Example 1: Safe Hmac computation with size-limited body

defmodule MyAppWeb.AuthController do
  use MyAppWeb, :controller

  @max_body_size 1_048_576 # 1 MB limit

  def verify(conn, _opts) do
    case read_body_with_limit(conn, @max_body_size) do
      {:ok, body} ->
        key = System.get_env("HMAC_KEY") |> Base.decode16!()
        signature = conn.req_headers["x-signature"]
        computed = :crypto.mac(:hmac, :sha256, key, body)
        if constant_time_equal(computed, Base.decode16!(signature)) do
          json(conn, %{status: "valid"})
        else
          send_resp(conn, 401, "Invalid signature")
        end

      {:error, :too_large} ->
        send_resp(conn, 413, "Payload too large")
    end
  end

  defp read_body_with_limit(conn, limit) do
    conn
    |> Plug.Conn.read_body(limit: limit)
    |> case do
      {:ok, body, _conn} -> {:ok, body}
      {:more, _body, _conn} -> {:error, :too_large}
      {:error, _reason} -> {:error, :too_large}
    end
  end

  defp constant_time_equal(a, b) when byte_size(a) == byte_size(b) do
    :crypto.verify(a, :hmac, :sha256, b) # placeholder for constant-time compare
  end
  defp constant_time_equal(_, _), do: false
end

Example 2: Canonical string construction with binary pattern matching

defmodule MyAppWeb.Signature do
  @moduledoc """
  Build canonical string safely and compute Hmac without unsafe concatenation.
  """

  def build_canonical(params) when is_list(params) do
    # Ensure fixed-size encoding and avoid incremental list growth
    parts =
      Enum.map(params, fn {k, v} ->
        <<(byte_size(k))::16>> <> k <> <<(byte_size(v))::16>> <> v
      end)
    :erlang.list_to_bitstring(parts)
  end

  def compute_hmac(key, canonical) when is_binary(key) and is_binary(canonical) do
    :crypto.mac(:hmac, :sha256, key, canonical)
  end
end

# Usage in a controller
canonical = MyAppWeb.Signature.build_canonical([{"param1", "value1"}, {"param2", "value2"}])
signature = Base.encode16(MyAppWeb.Signature.compute_hmac(key, canonical))

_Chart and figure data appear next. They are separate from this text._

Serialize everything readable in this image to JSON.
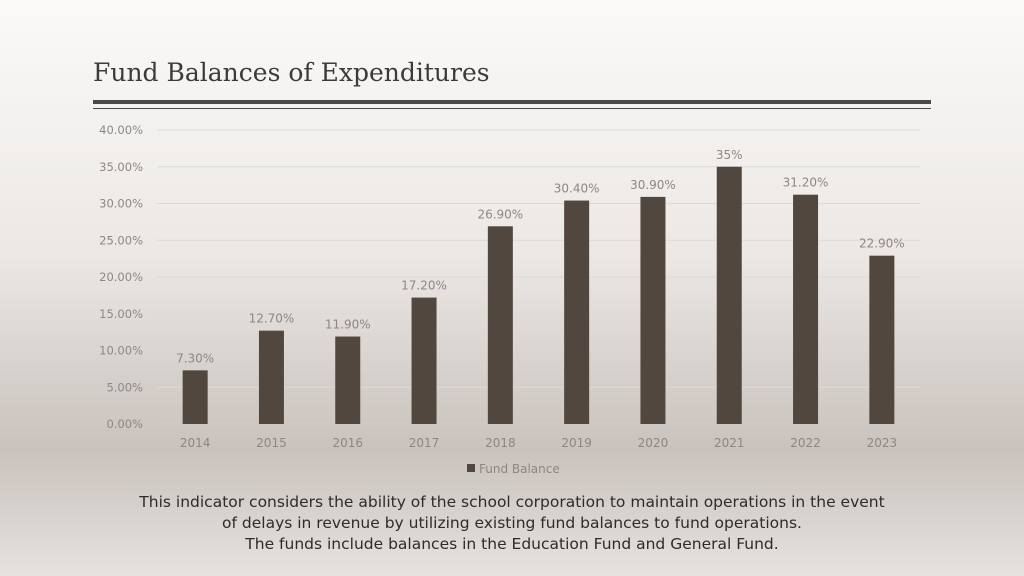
{
  "page": {
    "title": "Fund Balances of Expenditures",
    "caption_lines": [
      "This indicator considers the ability of the school corporation to maintain operations in the event",
      "of delays in revenue by utilizing existing fund balances to fund operations.",
      "The funds include balances in the Education Fund and General Fund."
    ]
  },
  "colors": {
    "bar": "#52473f",
    "text": "#3e3a38",
    "muted": "#8c8784",
    "grid": "#ded9d6"
  },
  "chart_data": {
    "type": "bar",
    "categories": [
      "2014",
      "2015",
      "2016",
      "2017",
      "2018",
      "2019",
      "2020",
      "2021",
      "2022",
      "2023"
    ],
    "series": [
      {
        "name": "Fund  Balance",
        "values": [
          7.3,
          12.7,
          11.9,
          17.2,
          26.9,
          30.4,
          30.9,
          35,
          31.2,
          22.9
        ],
        "data_labels": [
          "7.30%",
          "12.70%",
          "11.90%",
          "17.20%",
          "26.90%",
          "30.40%",
          "30.90%",
          "35%",
          "31.20%",
          "22.90%"
        ]
      }
    ],
    "ylim": [
      0,
      40
    ],
    "yticks": [
      0,
      5,
      10,
      15,
      20,
      25,
      30,
      35,
      40
    ],
    "ytick_labels": [
      "0.00%",
      "5.00%",
      "10.00%",
      "15.00%",
      "20.00%",
      "25.00%",
      "30.00%",
      "35.00%",
      "40.00%"
    ],
    "grid": true,
    "legend": "bottom"
  }
}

These examples emphasize bounded reads, explicit size limits, and avoiding runtime list-to-binary expansion that can lead to buffer overflow conditions. By combining input validation with safe binary construction and constant-time comparison, you reduce the attack surface for buffer overflow in Phoenix applications that rely on Hmac Signatures.

Frequently Asked Questions

How does middleBrick detect buffer overflow risks related to Hmac Signatures in Phoenix?
middleBrick runs 12 security checks in parallel, including Input Validation and Unsafe Consumption, which analyze how your API handles large or malformed payloads used for Hmac computation. By correlating OpenAPI/Swagger specs with runtime probes, it flags unchecked binary construction and missing size limits that can lead to buffer overflow conditions in Phoenix.
Can middleBrick test active Hmac Signature implementations for buffer overflow and other memory safety issues?
Yes. middleBrick tests the unauthenticated attack surface and can submit oversized payloads to endpoints that use Hmac Signatures in Phoenix, observing runtime behavior and responses. While it does not fix or block, it provides prioritized findings with severity, remediation guidance, and mappings to frameworks such as OWASP API Top 10.